4) L’indemnité de procédure et les dépens :
Monsieur A obtenant la satisfaction partielle de ses prétentions, il lui sera alloué une somme de 300,00 € en application des dispositions de l’article 700 du code de procédure civile, et la société G.T.T. sera condamnée aux entiers dépens.
PAR CES MOTIFS,
LA COUR statuant par arrêt contradictoire et mis à disposition au greffe :
Infirme partiellement le jugement déféré et, statuant à nouveau ;
Dit que le licenciement de Monsieur C A est sans cause réelle et sérieuse ;
Condamne la S.A. G.T.T. à payer à Monsieur C A :
* treize mille quatre cent cinquante euros (13.450,00 €) à titre de dommages-intérêts pour licenciement sans cause réelle et sérieuse ;
* cent cinquante huit euros et sept centimes d’euros (158,07 €) à titre de rappel d’indemnité de licenciement ;
* trois cents euros (300,00 €) à titre d’indemnité de procédure ;
Ordonne le remboursement par la S.A. G.T.T. à l’organisme concerné, dans la limite de trois mois, des indemnités de chômage versées à Monsieur C A ;
Confirme pour le surplus la décision entreprise ;
Condamne la S.A. G.T.T. aux entiers dépens.

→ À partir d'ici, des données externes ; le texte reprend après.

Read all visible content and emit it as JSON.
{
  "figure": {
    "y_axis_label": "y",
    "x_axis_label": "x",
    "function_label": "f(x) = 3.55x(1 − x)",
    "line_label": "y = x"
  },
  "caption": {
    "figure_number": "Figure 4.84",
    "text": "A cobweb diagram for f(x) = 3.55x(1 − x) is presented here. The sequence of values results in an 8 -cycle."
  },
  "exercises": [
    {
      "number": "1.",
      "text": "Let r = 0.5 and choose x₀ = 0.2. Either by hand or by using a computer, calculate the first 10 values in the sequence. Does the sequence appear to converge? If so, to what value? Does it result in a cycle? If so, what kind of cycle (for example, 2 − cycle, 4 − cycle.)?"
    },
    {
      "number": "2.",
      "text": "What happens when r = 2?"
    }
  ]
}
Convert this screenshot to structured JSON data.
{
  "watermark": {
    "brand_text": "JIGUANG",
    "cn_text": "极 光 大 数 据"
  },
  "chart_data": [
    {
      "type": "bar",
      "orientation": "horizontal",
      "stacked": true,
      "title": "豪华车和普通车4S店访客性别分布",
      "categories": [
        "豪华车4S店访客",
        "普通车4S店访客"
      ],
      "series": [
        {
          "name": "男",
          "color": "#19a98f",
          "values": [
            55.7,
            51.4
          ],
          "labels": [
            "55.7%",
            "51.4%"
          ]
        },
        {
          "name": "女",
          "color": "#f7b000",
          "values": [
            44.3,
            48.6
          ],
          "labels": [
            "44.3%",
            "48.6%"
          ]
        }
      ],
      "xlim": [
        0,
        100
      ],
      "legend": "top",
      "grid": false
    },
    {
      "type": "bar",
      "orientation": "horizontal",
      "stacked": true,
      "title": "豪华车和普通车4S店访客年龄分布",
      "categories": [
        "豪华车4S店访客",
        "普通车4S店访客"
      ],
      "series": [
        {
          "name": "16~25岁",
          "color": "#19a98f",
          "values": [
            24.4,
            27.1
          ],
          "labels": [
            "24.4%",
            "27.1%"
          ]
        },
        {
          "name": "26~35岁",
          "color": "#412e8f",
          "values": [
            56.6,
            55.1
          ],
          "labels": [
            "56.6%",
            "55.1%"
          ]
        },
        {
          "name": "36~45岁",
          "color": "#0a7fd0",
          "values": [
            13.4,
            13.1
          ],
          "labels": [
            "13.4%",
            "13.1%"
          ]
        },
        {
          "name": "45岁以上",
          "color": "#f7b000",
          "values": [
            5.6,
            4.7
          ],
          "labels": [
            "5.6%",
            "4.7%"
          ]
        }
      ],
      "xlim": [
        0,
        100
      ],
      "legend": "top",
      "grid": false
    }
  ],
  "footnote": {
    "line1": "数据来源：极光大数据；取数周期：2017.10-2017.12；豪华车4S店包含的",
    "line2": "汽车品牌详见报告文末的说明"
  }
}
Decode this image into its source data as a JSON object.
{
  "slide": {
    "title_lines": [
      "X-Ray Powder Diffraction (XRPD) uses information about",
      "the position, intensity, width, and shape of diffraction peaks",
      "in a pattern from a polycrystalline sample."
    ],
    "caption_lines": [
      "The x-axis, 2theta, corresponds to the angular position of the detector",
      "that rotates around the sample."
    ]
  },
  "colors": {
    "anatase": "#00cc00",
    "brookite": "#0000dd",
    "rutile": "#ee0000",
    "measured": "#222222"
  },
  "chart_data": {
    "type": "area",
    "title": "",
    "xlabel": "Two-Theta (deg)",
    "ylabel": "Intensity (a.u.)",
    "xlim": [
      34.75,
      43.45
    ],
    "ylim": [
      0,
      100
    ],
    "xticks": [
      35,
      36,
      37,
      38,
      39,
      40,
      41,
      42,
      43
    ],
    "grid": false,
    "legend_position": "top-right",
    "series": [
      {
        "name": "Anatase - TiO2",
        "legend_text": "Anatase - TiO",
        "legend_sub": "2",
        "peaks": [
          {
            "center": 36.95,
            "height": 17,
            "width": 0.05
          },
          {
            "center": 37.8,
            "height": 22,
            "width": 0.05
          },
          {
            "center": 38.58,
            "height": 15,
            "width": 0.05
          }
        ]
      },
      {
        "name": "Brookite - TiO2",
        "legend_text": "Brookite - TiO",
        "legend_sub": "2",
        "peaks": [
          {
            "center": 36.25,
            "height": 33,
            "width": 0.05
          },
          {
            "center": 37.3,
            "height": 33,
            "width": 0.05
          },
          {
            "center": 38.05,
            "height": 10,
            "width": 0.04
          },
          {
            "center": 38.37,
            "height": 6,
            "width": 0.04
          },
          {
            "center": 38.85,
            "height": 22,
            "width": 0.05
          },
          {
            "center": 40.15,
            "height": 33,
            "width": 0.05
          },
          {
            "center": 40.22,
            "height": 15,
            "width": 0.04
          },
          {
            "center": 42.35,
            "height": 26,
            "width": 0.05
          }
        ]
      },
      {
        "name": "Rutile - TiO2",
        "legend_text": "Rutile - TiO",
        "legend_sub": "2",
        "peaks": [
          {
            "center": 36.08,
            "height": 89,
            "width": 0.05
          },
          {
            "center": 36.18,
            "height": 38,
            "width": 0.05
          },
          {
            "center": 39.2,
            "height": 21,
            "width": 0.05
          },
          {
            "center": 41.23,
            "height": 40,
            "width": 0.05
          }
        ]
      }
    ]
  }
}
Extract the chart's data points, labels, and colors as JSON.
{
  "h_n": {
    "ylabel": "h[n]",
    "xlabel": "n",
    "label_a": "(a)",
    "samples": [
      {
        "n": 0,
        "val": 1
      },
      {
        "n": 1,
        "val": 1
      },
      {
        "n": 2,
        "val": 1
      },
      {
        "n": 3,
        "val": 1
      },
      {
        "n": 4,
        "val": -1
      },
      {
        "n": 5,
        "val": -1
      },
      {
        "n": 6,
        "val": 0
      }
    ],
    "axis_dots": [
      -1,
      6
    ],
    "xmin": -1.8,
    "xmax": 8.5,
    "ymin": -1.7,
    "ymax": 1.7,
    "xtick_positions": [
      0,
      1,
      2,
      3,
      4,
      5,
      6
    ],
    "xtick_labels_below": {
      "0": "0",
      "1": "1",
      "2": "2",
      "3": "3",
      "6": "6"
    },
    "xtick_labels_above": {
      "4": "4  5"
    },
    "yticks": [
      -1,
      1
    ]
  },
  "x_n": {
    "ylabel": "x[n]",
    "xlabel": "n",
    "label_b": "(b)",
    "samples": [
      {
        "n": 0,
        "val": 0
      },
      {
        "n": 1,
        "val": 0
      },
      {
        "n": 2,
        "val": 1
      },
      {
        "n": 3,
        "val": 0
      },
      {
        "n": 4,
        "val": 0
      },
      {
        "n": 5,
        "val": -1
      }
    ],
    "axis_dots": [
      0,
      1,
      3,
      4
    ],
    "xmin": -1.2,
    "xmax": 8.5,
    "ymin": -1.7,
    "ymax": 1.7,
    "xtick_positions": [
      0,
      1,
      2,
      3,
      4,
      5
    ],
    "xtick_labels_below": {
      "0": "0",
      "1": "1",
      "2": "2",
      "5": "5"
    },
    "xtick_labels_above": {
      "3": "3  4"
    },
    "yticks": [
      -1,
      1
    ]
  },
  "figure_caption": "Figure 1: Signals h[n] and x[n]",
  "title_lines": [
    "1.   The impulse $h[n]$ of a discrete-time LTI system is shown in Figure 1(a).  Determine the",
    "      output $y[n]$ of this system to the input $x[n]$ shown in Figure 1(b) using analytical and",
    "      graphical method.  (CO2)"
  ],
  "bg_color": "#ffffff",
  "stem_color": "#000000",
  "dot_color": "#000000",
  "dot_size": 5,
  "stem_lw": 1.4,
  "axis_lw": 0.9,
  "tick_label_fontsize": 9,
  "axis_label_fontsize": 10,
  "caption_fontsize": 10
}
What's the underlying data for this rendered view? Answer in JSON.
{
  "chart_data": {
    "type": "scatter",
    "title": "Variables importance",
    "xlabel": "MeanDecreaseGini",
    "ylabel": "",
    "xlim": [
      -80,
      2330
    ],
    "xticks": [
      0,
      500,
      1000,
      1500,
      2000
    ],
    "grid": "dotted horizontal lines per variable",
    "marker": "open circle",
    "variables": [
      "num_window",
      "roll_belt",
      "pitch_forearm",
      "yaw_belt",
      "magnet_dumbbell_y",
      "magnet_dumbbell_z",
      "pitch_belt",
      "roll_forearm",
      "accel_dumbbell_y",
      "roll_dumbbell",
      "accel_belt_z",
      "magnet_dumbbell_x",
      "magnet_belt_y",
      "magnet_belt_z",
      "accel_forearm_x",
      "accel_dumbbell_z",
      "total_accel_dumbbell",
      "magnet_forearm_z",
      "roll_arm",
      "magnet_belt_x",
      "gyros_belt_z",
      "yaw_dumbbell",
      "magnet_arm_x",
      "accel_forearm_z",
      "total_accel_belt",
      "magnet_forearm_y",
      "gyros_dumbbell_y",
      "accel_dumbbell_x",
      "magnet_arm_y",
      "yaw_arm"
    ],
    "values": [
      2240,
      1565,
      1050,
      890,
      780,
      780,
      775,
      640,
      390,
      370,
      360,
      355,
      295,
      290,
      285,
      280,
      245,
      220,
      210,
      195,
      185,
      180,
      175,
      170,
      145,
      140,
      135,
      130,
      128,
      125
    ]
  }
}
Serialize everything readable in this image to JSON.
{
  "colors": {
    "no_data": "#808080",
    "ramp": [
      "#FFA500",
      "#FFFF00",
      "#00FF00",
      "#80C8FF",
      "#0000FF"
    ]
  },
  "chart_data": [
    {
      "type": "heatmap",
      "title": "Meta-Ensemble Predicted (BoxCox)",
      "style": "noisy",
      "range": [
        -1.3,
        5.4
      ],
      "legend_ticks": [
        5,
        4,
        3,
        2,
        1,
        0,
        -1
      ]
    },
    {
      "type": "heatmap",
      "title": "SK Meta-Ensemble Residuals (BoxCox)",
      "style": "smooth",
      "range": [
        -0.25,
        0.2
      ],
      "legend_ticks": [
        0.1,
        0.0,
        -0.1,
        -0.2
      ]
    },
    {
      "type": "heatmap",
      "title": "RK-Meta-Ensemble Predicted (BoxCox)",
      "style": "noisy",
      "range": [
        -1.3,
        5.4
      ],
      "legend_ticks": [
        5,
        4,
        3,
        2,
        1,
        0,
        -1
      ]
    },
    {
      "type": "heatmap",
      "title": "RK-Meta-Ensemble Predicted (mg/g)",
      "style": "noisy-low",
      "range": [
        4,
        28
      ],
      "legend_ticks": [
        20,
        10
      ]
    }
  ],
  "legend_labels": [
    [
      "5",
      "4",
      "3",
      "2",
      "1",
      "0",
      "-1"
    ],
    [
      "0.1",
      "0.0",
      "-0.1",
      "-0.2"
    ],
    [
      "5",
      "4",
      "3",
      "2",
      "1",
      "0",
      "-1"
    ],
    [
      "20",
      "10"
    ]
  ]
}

Ainsi prononcé publiquement par mise à disposition de l’arrêt au greffe de la cour, les parties en ayant été préalablement avisées dans les conditions prévues au deuxième alinéa de l’article 450 du code de procédure civile ;
Et signé par Monsieur X, Président, et par Mademoiselle CHOISELAT, Greffier, auquel la minute de la décision a été remise par le magistrat signataire.